TASIKMALAYA, iNewsCiamisRaya.id – Sovi M. Shofiyuddin dari Pusat Bantuan Hukum (PBH) Peradi Kota Tasikmalaya, yang merupakan kuasa hukum pertama empat terdakwa kasus penganiayaan hingga pembacokan di Jalan Mayor SL Tobing, Kota Tasikmalaya, menegaskan bahwa pendampingan hukum telah diberikan sejak awal proses penyidikan.
Dalam pernyataannya pada Minggu (2/2/2025), Sovi menjelaskan bahwa ia telah mendampingi para terdakwa sejak tahap pemeriksaan di kepolisian hingga proses pelimpahan ke kejaksaan.
“Kami sudah hadir sejak awal, mendampingi mereka dalam pemeriksaan, berkomunikasi dengan para terdakwa serta keluarganya, dan memberikan bantuan hukum yang diperlukan,” ujarnya.
Sovi juga menegaskan bahwa keluarga terdakwa turut dilibatkan dalam pendampingan hukum. “Saat di kepolisian, saya sempat bertemu dengan beberapa orang tua terdakwa. Bahkan, saya memberikan nomor telepon saya kepada salah satu dari mereka untuk mempermudah komunikasi," ungkapnya.
Namun, perannya sebagai kuasa hukum berakhir sebelum kasus ini memasuki tahap persidangan. Setelah tim kuasa hukum terdakwa berganti, terjadi perubahan keterangan dari para terdakwa yang tiba-tiba tidak lagi mengakui perbuatan mereka.
Kasus ini semakin menyita perhatian publik setelah muncul dugaan salah tangkap, terutama setelah pergantian tim kuasa hukum para terdakwa. Anggota DPR RI, Rieke Diah Pitaloka, turut menyoroti kasus ini dan mengawal proses hukum yang berjalan.
Rieke menilai bahwa Majelis Hakim Pengadilan Negeri Tasikmalaya belum mempertimbangkan seluruh bukti secara menyeluruh.
“Kami meminta Komisi Yudisial untuk memeriksa Majelis Hakim atas dugaan pelanggaran etik dalam proses peradilan terhadap anak-anak yang menjadi terdakwa," tegas Rieke dalam pertemuan dengan Komisi III DPR RI pada Kamis (30/1/2025).
Ia bahkan membandingkan kasus ini dengan kasus Vina Cirebon yang sempat viral karena dugaan salah tangkap, berharap kejadian serupa tidak kembali terulang.
Tim kuasa hukum baru dari para terdakwa berencana mengajukan banding ke Pengadilan Tinggi Bandung serta mempertanyakan alasan penempatan terdakwa di LPKS Pangandaran, bukan di LPKA Bandung.

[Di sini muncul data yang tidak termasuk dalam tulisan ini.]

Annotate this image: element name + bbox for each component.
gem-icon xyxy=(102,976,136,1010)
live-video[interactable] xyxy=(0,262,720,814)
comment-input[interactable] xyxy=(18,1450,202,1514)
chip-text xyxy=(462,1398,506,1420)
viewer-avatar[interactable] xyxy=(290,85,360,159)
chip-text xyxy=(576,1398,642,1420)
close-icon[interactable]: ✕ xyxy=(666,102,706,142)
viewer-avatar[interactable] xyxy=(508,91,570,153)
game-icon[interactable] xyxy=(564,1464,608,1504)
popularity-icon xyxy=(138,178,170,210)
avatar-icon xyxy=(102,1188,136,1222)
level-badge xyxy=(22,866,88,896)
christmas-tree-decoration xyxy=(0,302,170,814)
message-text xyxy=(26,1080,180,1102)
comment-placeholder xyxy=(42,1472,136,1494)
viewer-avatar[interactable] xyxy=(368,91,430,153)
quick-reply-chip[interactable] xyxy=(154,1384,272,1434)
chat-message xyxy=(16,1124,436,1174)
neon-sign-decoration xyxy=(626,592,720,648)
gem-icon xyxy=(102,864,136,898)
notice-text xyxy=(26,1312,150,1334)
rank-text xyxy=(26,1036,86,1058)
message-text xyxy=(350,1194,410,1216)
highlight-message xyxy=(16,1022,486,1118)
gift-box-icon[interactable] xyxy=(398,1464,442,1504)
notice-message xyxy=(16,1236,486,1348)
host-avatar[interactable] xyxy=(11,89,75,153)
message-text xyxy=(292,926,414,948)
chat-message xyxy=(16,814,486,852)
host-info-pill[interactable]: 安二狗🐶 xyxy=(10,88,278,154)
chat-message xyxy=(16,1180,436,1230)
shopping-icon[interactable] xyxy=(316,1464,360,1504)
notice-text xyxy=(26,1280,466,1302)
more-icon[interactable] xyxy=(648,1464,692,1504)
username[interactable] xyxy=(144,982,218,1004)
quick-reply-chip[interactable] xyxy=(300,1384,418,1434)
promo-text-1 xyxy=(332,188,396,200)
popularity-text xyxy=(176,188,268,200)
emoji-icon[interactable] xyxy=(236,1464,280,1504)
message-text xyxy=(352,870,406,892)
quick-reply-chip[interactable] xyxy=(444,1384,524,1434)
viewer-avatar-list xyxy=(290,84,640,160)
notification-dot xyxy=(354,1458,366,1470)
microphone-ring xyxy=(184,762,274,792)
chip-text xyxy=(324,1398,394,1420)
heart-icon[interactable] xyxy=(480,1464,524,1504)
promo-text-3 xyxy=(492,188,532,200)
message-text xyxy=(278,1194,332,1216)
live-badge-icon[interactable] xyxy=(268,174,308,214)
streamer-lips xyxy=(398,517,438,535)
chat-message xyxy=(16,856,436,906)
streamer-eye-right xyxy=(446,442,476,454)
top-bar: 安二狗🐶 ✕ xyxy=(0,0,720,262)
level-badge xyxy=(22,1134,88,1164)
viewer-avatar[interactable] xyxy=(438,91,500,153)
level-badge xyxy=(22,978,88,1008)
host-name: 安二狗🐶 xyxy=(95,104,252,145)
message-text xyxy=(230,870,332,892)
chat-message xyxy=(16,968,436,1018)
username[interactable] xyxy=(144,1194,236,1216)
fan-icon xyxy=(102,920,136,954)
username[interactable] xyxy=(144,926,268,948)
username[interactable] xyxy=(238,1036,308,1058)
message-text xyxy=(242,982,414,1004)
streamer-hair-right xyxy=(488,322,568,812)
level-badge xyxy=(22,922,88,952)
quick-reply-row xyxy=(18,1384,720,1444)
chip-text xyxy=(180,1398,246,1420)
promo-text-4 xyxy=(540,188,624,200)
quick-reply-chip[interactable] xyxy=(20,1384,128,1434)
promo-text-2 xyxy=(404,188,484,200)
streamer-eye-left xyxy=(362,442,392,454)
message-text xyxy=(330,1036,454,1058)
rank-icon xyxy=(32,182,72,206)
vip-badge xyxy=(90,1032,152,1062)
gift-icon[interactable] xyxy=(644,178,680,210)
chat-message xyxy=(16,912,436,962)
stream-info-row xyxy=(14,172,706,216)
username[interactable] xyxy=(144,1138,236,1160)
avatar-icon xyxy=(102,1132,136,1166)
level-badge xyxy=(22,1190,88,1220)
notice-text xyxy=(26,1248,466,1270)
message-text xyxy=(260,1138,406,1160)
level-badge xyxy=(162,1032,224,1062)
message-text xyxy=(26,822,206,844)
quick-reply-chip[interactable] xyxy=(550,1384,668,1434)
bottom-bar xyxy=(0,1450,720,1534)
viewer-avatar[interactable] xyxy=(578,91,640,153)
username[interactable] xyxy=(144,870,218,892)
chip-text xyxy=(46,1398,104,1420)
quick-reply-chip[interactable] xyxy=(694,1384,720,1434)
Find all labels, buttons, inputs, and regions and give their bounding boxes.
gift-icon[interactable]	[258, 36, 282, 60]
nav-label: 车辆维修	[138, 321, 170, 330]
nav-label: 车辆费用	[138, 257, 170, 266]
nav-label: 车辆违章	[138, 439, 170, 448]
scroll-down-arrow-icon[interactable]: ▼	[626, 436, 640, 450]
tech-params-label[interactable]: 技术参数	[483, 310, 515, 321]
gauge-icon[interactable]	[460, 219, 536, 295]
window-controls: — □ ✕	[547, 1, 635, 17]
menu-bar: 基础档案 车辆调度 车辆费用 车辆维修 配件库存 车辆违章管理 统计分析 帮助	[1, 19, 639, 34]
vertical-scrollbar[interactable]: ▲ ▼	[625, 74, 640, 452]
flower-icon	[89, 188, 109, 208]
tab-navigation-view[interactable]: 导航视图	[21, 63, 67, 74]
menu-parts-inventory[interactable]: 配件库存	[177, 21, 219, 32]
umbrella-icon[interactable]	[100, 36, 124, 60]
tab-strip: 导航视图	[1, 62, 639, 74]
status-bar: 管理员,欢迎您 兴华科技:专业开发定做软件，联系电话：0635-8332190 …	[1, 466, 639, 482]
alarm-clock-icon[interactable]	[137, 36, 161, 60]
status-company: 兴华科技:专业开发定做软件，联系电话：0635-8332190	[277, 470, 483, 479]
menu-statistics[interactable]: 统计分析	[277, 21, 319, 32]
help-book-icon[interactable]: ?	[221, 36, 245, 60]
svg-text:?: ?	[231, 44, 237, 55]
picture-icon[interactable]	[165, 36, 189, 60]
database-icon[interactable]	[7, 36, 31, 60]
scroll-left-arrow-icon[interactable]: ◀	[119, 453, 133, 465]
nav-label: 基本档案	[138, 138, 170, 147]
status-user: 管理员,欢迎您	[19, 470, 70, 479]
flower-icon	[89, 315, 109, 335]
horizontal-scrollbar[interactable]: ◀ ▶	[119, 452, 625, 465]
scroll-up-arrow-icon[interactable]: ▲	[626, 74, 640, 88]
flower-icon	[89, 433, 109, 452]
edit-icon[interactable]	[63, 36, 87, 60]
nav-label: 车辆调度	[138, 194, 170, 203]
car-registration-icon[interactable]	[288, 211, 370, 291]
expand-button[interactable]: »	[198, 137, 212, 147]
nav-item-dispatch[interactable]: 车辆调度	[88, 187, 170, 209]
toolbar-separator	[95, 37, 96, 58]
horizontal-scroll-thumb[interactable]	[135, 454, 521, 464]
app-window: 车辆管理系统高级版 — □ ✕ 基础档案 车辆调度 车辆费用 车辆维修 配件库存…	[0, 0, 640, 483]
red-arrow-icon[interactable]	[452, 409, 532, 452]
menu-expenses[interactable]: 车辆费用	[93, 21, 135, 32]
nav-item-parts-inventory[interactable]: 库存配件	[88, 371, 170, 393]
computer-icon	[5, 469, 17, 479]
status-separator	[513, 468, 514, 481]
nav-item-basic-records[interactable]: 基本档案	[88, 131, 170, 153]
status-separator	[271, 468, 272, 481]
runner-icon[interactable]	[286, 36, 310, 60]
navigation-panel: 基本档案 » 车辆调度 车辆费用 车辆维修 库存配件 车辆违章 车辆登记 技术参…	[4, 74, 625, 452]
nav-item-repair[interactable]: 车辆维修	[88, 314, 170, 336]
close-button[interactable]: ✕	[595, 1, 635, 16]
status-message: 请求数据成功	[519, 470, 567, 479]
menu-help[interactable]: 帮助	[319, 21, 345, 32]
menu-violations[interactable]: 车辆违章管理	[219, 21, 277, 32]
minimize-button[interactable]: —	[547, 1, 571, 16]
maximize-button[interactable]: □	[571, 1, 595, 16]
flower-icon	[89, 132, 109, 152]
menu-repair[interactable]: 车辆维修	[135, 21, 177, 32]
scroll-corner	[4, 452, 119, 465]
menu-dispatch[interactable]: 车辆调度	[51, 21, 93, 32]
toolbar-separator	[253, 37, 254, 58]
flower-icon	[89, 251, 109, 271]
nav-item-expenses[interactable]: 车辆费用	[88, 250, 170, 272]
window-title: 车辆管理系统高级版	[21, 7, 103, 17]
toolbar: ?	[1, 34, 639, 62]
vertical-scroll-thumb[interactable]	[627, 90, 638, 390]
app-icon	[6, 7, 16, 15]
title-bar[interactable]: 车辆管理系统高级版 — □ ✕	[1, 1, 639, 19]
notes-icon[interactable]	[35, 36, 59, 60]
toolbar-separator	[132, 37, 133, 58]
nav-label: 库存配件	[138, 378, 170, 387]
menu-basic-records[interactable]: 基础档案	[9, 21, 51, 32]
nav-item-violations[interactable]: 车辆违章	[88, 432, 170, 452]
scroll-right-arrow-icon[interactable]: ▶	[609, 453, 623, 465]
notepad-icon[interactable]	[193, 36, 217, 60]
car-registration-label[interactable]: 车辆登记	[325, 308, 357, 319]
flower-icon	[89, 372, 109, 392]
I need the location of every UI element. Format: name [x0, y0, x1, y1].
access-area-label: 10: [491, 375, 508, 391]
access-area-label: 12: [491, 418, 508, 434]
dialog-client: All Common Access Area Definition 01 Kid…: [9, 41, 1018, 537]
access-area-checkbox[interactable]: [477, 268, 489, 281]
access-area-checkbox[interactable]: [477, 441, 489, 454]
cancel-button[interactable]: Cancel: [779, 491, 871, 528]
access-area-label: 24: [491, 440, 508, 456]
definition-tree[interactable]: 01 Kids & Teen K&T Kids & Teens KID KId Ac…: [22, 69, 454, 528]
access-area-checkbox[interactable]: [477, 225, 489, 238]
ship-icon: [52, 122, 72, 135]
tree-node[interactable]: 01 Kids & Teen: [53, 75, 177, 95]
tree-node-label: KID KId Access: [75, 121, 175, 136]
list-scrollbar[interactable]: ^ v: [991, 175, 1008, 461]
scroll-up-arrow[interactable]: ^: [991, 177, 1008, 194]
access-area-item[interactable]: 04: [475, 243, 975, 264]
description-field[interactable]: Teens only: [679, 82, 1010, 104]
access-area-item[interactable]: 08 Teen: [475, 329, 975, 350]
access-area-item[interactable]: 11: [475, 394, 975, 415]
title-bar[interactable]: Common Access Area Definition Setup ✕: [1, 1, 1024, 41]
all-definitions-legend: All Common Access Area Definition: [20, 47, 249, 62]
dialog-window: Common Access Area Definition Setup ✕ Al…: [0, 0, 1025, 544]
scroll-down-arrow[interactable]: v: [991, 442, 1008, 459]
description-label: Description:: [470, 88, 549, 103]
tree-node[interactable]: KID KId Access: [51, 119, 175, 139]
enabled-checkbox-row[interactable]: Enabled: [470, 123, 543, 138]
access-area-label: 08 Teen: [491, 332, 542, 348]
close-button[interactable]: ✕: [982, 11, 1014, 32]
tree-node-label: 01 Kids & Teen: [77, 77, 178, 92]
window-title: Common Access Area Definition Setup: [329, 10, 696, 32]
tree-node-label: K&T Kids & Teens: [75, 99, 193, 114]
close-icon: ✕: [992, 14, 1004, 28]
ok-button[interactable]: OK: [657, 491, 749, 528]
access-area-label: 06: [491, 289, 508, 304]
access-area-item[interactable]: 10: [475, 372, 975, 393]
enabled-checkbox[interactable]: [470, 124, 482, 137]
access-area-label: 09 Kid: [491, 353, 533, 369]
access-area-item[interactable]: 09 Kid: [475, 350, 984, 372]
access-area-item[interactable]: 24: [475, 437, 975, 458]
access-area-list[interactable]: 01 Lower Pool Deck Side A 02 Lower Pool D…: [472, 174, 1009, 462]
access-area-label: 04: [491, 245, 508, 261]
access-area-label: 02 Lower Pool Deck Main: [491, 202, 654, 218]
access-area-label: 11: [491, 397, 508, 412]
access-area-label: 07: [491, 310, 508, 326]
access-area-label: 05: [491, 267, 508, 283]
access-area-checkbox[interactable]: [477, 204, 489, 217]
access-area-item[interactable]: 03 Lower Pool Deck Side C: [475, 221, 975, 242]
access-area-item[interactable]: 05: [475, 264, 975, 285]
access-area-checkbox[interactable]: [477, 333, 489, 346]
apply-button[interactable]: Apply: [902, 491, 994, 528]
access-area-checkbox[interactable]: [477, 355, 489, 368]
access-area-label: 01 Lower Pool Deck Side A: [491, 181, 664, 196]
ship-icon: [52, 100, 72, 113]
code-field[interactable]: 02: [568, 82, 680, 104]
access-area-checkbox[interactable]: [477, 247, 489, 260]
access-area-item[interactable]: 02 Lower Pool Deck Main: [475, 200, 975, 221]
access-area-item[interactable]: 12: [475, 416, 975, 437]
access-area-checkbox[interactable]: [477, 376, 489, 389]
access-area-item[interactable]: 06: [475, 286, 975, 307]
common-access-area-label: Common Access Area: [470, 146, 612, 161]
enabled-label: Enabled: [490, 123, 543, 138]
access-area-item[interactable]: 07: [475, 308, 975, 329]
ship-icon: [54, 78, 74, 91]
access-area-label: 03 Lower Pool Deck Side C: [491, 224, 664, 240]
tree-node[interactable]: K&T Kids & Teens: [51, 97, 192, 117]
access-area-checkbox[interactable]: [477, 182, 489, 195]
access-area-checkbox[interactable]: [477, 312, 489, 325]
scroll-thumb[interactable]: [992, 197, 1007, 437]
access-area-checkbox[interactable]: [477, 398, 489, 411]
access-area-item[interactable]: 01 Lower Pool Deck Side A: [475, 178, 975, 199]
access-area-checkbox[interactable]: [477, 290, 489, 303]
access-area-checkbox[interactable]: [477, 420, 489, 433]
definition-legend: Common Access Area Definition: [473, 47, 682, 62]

Sementara itu, korban Muhammad Taufik tetap bersikeras bahwa para terdakwa yang ditangkap memang merupakan pelaku yang menyerangnya.
“Saya melihat wajah mereka dengan jelas, tanpa masker, saat kejadian. Tidak ada yang salah dalam penangkapan ini,” tegas Taufik.
Kasus ini masih terus bergulir dan menjadi perhatian berbagai pihak, baik dari segi hukum maupun sosial. Publik menantikan langkah lanjutan dari proses hukum ini, termasuk keputusan banding yang akan diajukan oleh pihak terdakwa.